NEW YORK - Last Sunday, back when we Americans were blissfully ignorant, my wife and I hosted an Israeli friend, Yossi Klein Halevi, for lunch. Afterward, he borrowed our phone to call his family in Jerusalem. As he chatted with his wife, I overheard his voice turn grave as he asked, "Is she all right?"

Hanging up 20 minutes later, Yossi explained: His teenaged daughter, a winsome would-be painter, had passed through the Nahariya train station just moments before a suicide bomber struck. A friend's father, who had driven her there, had been wounded.

I have heard stories like that for the past year from friends and colleagues in Israel. Until Tuesday, I felt selfishly grateful for the physical and psychic distance from the line where civilization confronts barbarism. But we're all Israelis now, all of us New Yorkers, all of us Americans.

Never will we send our children to school, board an airplane, admire a landmark without aching in our fearful, anxious scars left by Tuesday's attacks. Never again will I hear a siren or spot a smoky cloud without a twinge of dread.

I flipped on the TV news Tuesday morning to see how the voting day had begun in New York's mayoral primary. Instead, the screen showed a World Trade Center tower wreathed in smoke, the result of a plane crashing. It was still plausible then to think this had been some terrible accident.

But when you work in a journalism school, as I do, news moves fast, so I soon learned of the second crash into the Trade Center, the Pentagon attack, the presumption these were kamikazes of the jihad. I tried calling my wife Cynthia downtown, where she was teaching. Our kids, what about our kids? But the cell lines were overwhelmed; no calls went through.

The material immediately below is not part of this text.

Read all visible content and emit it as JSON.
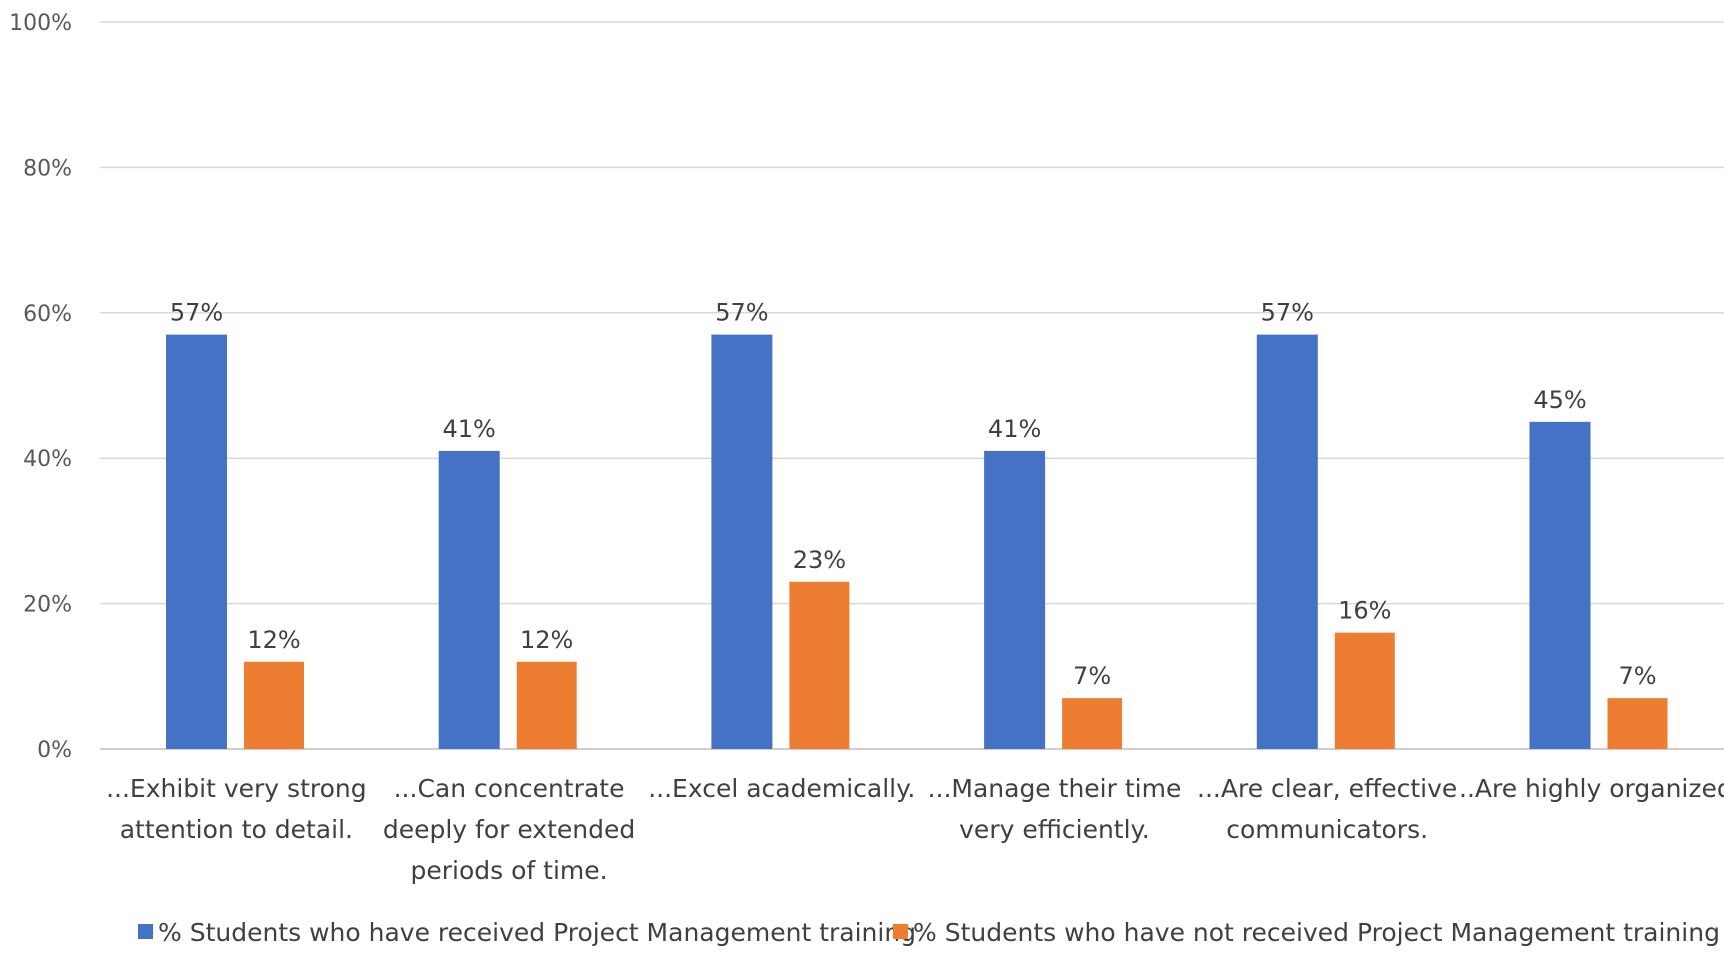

Unable to reach my loved ones - just as Israelis like Yossi often are when terror attacks there drive the whole country onto cell phones, each desperate attempt canceling out every other - I made my way toward my kids' elementary school. There, parents waited and paced as teachers collected our children.

"I work in the trade center," one woman said, "but I took the kids to school today. Fate. Just fate."

Ten minutes later, I had my son and daughter in hand. Then my wife arrived, blouse soaked from carrying a backpack of student papers. Knowing the subways were shut down, the buses irregular, the cabs all taken, the road through Central Park barricaded, we marched three miles across and then uptown. We passed lines at pay phones, clusters of people trying their cellphones, knots of others bent over a single radio. Behind the security gate at a toy store, a handlettered sign said, "Godspeed, New York."

An eternity ago, on Labor Day, we'd clicked snapshots of the twin towers from a Circle Line Boat.

My seven-year-old daughter kept sucking her fingers. After I reprimanded her the fourth time, she said tinily, "I'm worried." My son, just nine, added, "I don't think I can sleep tonight."

And then we were home, safe, or at least in the facsimile of safety, for nothing will ever feel safe the same way again. There was a call on the answering machine from my sister, shaken. And there were emails. One had been sent by a high school classmate now living outside Tel Aviv. How often during the past year, after some suicide bombing or another, had I emailed her? Now the tables had been turned.

Or maybe they had not. Maybe I was living, even for a day, the life she and Yossi and other Israelis had been living during this past year of intifada. Maybe we were part of the same war, which presented the same conundrum: How can your nation not retaliate? But who exactly do you retaliate against? And how can you be sure you don't just inspire the next martyr, so honored to kill innocents for the glory of God?